Vue d’exposition Galerie Maïa Muller – Copyright Rebecca Fanuele
Vue d’exposition Galerie Maïa Muller – Copyright Rebecca Fanuele
“Domination, domestication et amour sont profondément enchevêtrés. Le foyer est le lieu où les dépendances au sein des espèces et entre elles sont les plus étouffantes. Malgré tout le plaisir qu’un foyer procure, ce n’est peut-être pas le meilleur espace sur Terre pour la vie multi-espèces. Considérez plutôt la généreuse diversité des bordures de route.”
Anna L. Tsing – Proliférations (Wildproject, 2022)
Anna L. Tsing – Proliférations (Wildproject, 2022)
Monika Michalko construit une peinture magique et intuitive. Elle débute rarement à partir d’un support vierge. Le plus souvent, par nécessité, elle recouvre des peintures existantes pour en ressentir les abysses. Elle travaille dans l’épaisseur, non seulement de ses propres images, mais aussi de sa mémoire, son imaginaire, ses errances et ses fantasmes. À l’intérieur de ce vortex illimité, elle puise des motifs au creux de rêves, de pensées poétiques ou d’éléments réels. Monika Michalko plonge à l’intérieur de ce que le philosophe Paul B. Preciado nomme la somathèque. Il précise : “Le corps, c’est une somathèque : un ensemble de représentations, de rituels, de techniques, de normes de théâtralisation.” (2020) En biologie la somathèque signifie littéralement l’enveloppe de cellules. Elle est le lieu de stockage des données d’une histoire faite de généalogies, d’émotions, de souvenirs, de secrets et de silences. L’artiste explore ainsi ce qui la constitue au passé, au présent, comme au futur en peignant des scènes flottantes au cœur desquelles des objets du quotidien (bouteilles, chaussures, vases, lampes, etc.) et des êtres vivants (humains et plus qu’humains) agissent, résonnent et cohabitent.

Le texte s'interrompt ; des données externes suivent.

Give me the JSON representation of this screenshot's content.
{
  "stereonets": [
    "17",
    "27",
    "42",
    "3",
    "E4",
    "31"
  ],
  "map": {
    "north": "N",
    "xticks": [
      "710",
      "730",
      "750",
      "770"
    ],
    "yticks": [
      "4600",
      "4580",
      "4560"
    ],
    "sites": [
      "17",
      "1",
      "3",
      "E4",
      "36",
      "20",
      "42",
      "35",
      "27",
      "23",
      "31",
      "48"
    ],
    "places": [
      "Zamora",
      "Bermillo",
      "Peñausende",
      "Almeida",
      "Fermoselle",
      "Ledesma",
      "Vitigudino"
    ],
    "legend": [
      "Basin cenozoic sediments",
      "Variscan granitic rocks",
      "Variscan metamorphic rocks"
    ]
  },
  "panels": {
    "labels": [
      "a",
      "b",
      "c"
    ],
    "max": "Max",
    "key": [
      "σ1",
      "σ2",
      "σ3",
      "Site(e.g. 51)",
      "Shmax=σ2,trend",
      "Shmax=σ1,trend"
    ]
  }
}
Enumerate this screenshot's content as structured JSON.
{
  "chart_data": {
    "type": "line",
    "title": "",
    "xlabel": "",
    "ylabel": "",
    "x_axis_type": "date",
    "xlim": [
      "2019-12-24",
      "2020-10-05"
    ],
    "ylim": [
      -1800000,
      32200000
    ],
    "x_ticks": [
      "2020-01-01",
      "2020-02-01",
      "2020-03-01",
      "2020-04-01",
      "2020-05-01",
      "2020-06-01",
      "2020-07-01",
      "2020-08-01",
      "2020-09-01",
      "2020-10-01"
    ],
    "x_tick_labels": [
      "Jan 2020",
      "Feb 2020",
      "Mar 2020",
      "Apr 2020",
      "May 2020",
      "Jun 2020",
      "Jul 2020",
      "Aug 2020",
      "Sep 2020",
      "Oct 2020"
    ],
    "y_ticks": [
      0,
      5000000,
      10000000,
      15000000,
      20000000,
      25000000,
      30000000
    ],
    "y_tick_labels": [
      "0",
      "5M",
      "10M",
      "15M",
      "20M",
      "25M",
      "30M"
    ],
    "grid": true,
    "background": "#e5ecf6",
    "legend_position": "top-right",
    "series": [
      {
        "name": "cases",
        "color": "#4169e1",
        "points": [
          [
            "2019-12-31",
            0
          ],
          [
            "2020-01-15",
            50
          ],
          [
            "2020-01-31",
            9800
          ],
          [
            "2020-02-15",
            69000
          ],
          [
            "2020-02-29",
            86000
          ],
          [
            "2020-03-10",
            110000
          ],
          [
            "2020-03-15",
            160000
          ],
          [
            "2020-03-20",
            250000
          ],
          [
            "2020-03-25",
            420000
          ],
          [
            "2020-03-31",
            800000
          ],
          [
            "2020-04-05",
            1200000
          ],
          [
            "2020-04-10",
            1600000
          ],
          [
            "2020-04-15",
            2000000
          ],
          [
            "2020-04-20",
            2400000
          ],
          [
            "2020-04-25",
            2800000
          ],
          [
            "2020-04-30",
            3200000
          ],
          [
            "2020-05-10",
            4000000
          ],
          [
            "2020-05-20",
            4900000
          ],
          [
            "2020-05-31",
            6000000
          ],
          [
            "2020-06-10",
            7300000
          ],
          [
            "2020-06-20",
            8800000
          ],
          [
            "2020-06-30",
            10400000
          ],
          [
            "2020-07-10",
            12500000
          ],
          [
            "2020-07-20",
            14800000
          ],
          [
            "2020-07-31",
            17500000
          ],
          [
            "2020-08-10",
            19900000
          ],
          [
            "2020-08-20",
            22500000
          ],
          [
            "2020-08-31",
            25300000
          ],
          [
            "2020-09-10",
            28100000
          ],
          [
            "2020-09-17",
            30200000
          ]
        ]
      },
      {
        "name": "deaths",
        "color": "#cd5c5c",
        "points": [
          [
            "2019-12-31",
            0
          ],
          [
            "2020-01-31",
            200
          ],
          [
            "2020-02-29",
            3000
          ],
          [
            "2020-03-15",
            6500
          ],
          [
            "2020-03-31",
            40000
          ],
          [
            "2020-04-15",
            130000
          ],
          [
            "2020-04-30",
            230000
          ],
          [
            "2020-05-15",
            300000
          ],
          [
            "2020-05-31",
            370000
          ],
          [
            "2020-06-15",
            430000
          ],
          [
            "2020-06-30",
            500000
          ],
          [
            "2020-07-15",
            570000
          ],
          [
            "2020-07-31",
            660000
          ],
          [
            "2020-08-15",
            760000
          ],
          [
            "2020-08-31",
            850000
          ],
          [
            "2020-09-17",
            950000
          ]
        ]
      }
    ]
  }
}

Monika Michalko plonge en elle-même pour en extraire des fragments, des éléments de situations qui ne proposent aucune narration, des corps fantomatiques, des couleurs franches et en demi-teinte, des lumières éclatantes et des ombres caverneuses. Les peintures nous invitent alors à plonger à notre tour dans cette vie cryptée dont certains indices s’entrechoquent nécessairement avec la nôtre. Depuis son enfance, Monika Michalko manipule des images. Celles de son frère photographe, mais aussi toutes sortes d’images récoltées. À partir des images existantes, elle développe une pensée du collage où les formes, les couleurs, les lumières et les motifs s’articulent les un.es aux autres. Une pratique qu’elle poursuit à l’école d’art de Hambourg et qui ne quitte pas son travail actuel. L’artiste dit travailler “en réaction puisqu’une image en amène une autre”. De cette pensée rhizomatique et émotionnelle de l’assemblage jaillit la part merveilleuse et mystérieuse de son univers plastique.
Il est communément dit que la nature a horreur du vide. Monika Michalko en prend acte. Elle multiplie les motifs qu’elle organise dans un espace faussement chaotique. Des formes liquides circulent dans et entre les peintures. Des fluides colorés et lumineux qui instillent des mouvements, qui impulsent des circulations de regards et qui allient les différents motifs présents au sein de chaque peinture. Ces formes physiologiques intensifient la dimension vivante qui nourrit et anime l’ensemble de son œuvre. Monika Michalko intègre en effet un vivant proliférant : arbres, racines, oiseaux, racines et plus récemment des coraux et autres végétaux sous-marins. Pourtant, les éléments vivants et organiques s’allient à des composants architecturaux. L’artiste structure les compositions en fabriquant des échos, des des abris à l’intérieur du territoire de la peinture : des cachettes, des espaces indéfinis formés de lumière et de couleur. C’est peut-être la question de l’habitat, au sens le plus généreux de son acceptation, qui traverse l’œuvre de Monika Michalko. Celle-ci représente de manière alternée et/ou combinée des espaces intérieurs et des paysages mentaux où le motif de l’habitat y est récurrent (maisons, châteaux, tentes, cabanes). Dans la maison, dans l’atelier ou en dehors, nous observons aussi la présence de motifs architecturaux stylisés : des portes, des fenêtres, des escaliers. Autant de motifs qui génèrent de profondes échappées vers d’autres dimensions oubliées, possibles et en devenir.